Décidé à mettre bon ordre dans les finances publiques et à redynamiser l'économie, le Premier ministre, Navin Ramgoolam, n'a pas tardé à enclencher les grandes manoeuvres. C'est ainsi que dès vendredi, il a sommé Harvesh Seegolam de quitter la BoM Tower et a procédé à la nomination de Rama Sithanen comme Gouverneur de la Banque de Maurice. Une annonce qui a rassuré les opérateurs. Connu comme étant l'architecte de la création de l'offshore dans les années 90, Rama Sithanen revient sur le devant de la scène avec un mandat clair : restaurer la confiance dans la Banque centrale, qui a perdu son indépendance en raison des ingérences du Trésor public dans ses affaires courantes, stopper la dépréciation accélérée de la roupie (près de 27 % en cinq ans), s'attaquer à la problématique de pénurie de devises, produire des rapports économiques et évaluer la pertinence des investissements de la Mauritius Investment Corporation (MIC).

S'étant tout de suite mis au travail, Rama Sithanen veut prendre son temps pour repasser tous les dossiers en revue. Pendant ce temps, le Premier ministre a constitué une équipe qui est chargée d'effectuer un audit des finances publiques et de faire un état des lieux de l'économie. Lors du meeting de remerciement de l'Alliance du Changement, Navin Ramgoolam n'a pas manqué de tirer à boulets rouges sur le tandem Jugnauth-Padayachy en l'accusant d'avoir manipulé les chiffres sur les indicateurs macroéconomiques pour projeter l'image d'une économie dynamique. Mais l'on serait très loin de cette image mirifique qu'on nous a dépeinte. Va-t-on découvrir des squelettes dans le placard ?

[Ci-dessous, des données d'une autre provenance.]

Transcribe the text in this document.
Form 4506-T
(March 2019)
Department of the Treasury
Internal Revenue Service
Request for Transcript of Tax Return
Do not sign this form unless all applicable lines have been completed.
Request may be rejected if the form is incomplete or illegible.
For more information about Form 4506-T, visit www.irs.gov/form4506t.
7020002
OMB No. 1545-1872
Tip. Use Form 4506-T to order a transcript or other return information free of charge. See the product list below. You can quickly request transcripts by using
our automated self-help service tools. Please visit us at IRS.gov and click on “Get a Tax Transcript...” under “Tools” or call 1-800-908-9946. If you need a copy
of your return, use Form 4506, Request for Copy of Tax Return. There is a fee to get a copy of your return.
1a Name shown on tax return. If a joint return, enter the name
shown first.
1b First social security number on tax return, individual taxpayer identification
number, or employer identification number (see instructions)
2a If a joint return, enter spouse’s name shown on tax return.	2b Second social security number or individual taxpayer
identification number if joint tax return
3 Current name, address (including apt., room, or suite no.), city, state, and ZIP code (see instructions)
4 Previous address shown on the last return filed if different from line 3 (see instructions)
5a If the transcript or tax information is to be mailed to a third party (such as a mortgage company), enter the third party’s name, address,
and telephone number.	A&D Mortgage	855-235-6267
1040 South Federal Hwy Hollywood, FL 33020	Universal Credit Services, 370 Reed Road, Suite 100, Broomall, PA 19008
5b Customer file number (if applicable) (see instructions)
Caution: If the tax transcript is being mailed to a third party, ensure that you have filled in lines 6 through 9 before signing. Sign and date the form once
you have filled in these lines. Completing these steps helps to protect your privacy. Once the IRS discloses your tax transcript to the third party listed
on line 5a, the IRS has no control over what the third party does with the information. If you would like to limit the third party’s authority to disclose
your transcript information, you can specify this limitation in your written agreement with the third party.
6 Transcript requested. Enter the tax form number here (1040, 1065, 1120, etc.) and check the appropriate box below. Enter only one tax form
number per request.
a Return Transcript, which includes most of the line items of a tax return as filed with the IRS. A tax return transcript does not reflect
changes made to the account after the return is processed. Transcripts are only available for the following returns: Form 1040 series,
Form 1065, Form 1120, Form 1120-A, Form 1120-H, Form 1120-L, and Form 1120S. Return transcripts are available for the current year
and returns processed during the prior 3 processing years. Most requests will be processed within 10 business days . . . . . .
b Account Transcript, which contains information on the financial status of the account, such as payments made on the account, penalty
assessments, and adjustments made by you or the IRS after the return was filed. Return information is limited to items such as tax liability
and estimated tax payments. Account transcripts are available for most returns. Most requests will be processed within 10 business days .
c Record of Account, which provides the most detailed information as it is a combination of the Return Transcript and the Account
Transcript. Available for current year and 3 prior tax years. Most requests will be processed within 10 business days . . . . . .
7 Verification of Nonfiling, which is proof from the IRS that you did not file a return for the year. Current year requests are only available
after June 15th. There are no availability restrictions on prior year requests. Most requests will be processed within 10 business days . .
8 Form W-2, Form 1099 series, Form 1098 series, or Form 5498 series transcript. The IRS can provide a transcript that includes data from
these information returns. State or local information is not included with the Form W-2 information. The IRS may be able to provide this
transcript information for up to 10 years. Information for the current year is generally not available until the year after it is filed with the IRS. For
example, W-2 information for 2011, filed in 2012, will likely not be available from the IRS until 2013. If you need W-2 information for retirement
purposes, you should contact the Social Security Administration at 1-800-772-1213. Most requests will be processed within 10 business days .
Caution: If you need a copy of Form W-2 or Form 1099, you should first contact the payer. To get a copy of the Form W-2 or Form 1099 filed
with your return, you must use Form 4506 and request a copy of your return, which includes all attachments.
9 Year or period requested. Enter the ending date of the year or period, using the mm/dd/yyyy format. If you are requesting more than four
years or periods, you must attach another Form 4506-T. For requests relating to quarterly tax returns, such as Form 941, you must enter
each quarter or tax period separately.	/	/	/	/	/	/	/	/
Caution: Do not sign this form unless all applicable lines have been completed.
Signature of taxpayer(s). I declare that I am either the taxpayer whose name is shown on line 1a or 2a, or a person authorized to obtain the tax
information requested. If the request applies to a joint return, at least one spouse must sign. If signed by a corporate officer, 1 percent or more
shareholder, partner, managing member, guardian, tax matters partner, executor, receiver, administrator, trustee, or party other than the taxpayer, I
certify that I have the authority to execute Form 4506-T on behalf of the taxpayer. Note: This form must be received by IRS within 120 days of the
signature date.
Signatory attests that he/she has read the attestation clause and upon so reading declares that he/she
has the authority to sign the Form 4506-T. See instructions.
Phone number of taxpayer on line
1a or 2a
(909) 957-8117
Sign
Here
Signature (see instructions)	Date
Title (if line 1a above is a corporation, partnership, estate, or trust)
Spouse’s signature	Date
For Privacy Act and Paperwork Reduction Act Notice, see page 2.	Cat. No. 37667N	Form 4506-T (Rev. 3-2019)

On ne va pas s'avancer sur ce terrain trop vite avant d'avoir pris connaissance du rapport économique que les gouvernants du jour nous promettent. Toutefois, il est vrai qu'il y a eu une forme de manipulation des chiffres concernant la valeur réelle du PIB sous l'ancienne administration. Ainsi, sous la pression du ministère des Finances, Statistics Mauritius a, ces dernières années, commencé à comptabiliser les revenus générés par les Global business companies comme des revenus domestiques. Cette reclassification a eu pour effet qu'en 2023, Rs 91 milliards de revenus des sociétés offshore sont venues grossir le PIB national. Pour 2024, il est estimé que les revenus étrangers de Rs 108 milliards provenant des sociétés offshore seront ajoutées au PIB.

Cette méthode peu orthodoxe de calcul du PIB, dont la validité pourrait être remise en question par le FMI, donne, par ailleurs, une image biaisée du taux réel de la dette publique. Car si, par exemple, on calcule la dette publique à partir d'un PIB réel de Rs 645 milliards (en excluant les Rs 91 milliards sur les revenus offshore), l'on se retrouve avec un taux d'environ 87 % au lieu de 76 % quand le calcul se fait sur Rs 734 milliards (en incluant les revenus offshore).

Quand on parle de dette publique, on marche, par ailleurs, sur des oeufs. Il y a tout un débat sur le fait de comptabiliser, ou pas, les fonds communs de créances (Special purpose vehicles - (SPV) dans le calcul de la dette publique. Ces dix dernières années, l'ancien gouvernement a eu recours à ce type de montage financier pour investir dans le Metro Express et la MIC, entre autres. Bien que les risques et engagements pris par l'État dans le cadre de ces projets soient réels, les SPV sont classifiés comme des dépenses extrabudgétaires. Ainsi, dans les chiffres officiels, l'on a une vision incomplète de la dette publique.

Ayant reçu un mandat fort de la population, le gouvernement a le devoir de parler un langage de vérité et, à partir de son exercice d'évaluation, de baliser les contours de son programme socio-économique.